Мы остановили машину на набережной Темзы. Хамид спешил по дорожке, и я следовал за ним настолько быстро, насколько мог. В руке он нес пакет и когда он кидал его в воду, любой проходивший мимо мог бы подумать, что он кормит чаек. Он молча наблюдал за пакетом, пока он не скрылся в грязной воде, а затем вернулся к машине.

— Поехали ко мне, — сказал он. — Мы еще не завтракали, и я проголодался!

За едой он перешел к точным инструкциям, которые я должен был выполнять. Он рассказывал в подробностях, что мне делать с Малкольмом в течение следующих сорока дней. Хамид отказался рассказать о методе, который он использовал, и не рассказал, почему было необходимо разбить яйцо у Малкольма на голове. На Хамида это было совершенно непохоже, потому что он всегда скептически относился ко всему, что имело отношение к магии. Затем он поразил меня еще раз.

— Завтра я уезжаю в Стамбул. В начале января ты сможешь найти меня в южной части Анталии. Если ты приедешь должным образом и в верный час, я приму тебя. Но ты должен приехать один, бросив все, что является прошлым. Не должно остаться незаконченных дел, грязного белья в прачечной, неоплаченных счетов. Не должно остаться ничего, что удерживало бы тебя от свободного путешествия. Более того, вся наша совместная работа была всего лишь подготовкой к этому моменту. Теперь от тебя зависит, сделаешь ли ты следующий шаг, который полностью станет шагом в неизведанное.

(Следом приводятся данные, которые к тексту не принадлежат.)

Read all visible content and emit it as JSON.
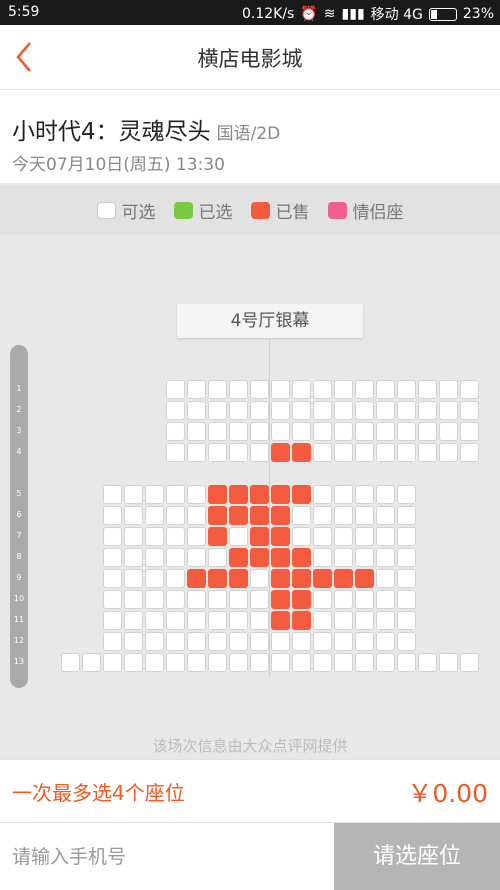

Потом он улыбнулся мне, положив свою руку на мою:

— Это правда, что я знаю кое-что о Дервишах. Ты должен простить меня, потому что вещи, в которые мы однажды можем углубиться вместе, не предназначены для каждого. И я должен был быть абсолютно уверен, что ты действительно хотел узнать это сердцем, а не только разумом. Я думаю, что ты уже начал усваивать это, не так ли?

Он протянул мне открытку:

— Внимательно посмотри на картинку. Однажды, по Божьей воле, ты посетишь это место; если это произойдет, то ты узнаешь, что твое настоящее путешествие началось.

На открытке была фотография, как мне показалось, внутреннего помещения большой гробницы. На переднем плане восхитительная золотая материя покрывала то, что, как я предполагал, являлось гробом, в изголовье которого покоился огромный голубой тюрбан. Свет в помещении отражался на цветных стенах гробницы, покрытых золотой арабской вязью в обрамлении красного, черного и зеленого кафеля. На обороте открытки Хамид написал адрес: до востребования, абонентский ящик 18, Сиде, Анталия, Турция.

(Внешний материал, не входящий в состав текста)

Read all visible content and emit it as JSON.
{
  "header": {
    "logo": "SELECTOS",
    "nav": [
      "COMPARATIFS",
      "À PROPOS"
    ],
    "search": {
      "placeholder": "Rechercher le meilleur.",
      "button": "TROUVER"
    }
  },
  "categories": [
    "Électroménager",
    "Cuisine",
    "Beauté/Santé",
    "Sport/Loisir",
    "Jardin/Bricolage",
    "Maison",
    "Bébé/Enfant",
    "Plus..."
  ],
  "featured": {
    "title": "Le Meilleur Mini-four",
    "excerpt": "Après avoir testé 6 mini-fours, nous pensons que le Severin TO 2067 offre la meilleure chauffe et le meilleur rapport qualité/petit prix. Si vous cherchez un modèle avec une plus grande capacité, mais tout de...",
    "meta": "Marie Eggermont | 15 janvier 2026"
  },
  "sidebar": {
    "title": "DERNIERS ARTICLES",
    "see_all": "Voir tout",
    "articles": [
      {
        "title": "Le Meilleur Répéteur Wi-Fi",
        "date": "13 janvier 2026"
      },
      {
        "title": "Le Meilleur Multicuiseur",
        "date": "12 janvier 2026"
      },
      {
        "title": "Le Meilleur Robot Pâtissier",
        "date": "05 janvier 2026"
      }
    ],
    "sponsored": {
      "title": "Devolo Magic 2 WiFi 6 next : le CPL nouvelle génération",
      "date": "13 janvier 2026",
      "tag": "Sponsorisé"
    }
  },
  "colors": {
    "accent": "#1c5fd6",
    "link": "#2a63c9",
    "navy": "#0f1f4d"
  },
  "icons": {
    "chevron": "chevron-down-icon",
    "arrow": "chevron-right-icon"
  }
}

Остаток дня мы провели вместе. Я даже не понимал, насколько я привязался к нему за время нашего совместного обучения. Мысль о том, что он уезжает, наполняла меня чувством утраты. Но я также понимал, что если я последую за ним, это даст мне глубокую сопричастность на последующие годы. На прощание мы обнялись; глубоко потрясенный, я вышел из его дома и направился к автобусной остановке. Был холодный ноябрьский день 1969 года. Воздух был влажный, слегка туманный. До меня доносился запах горящих на площади листьев.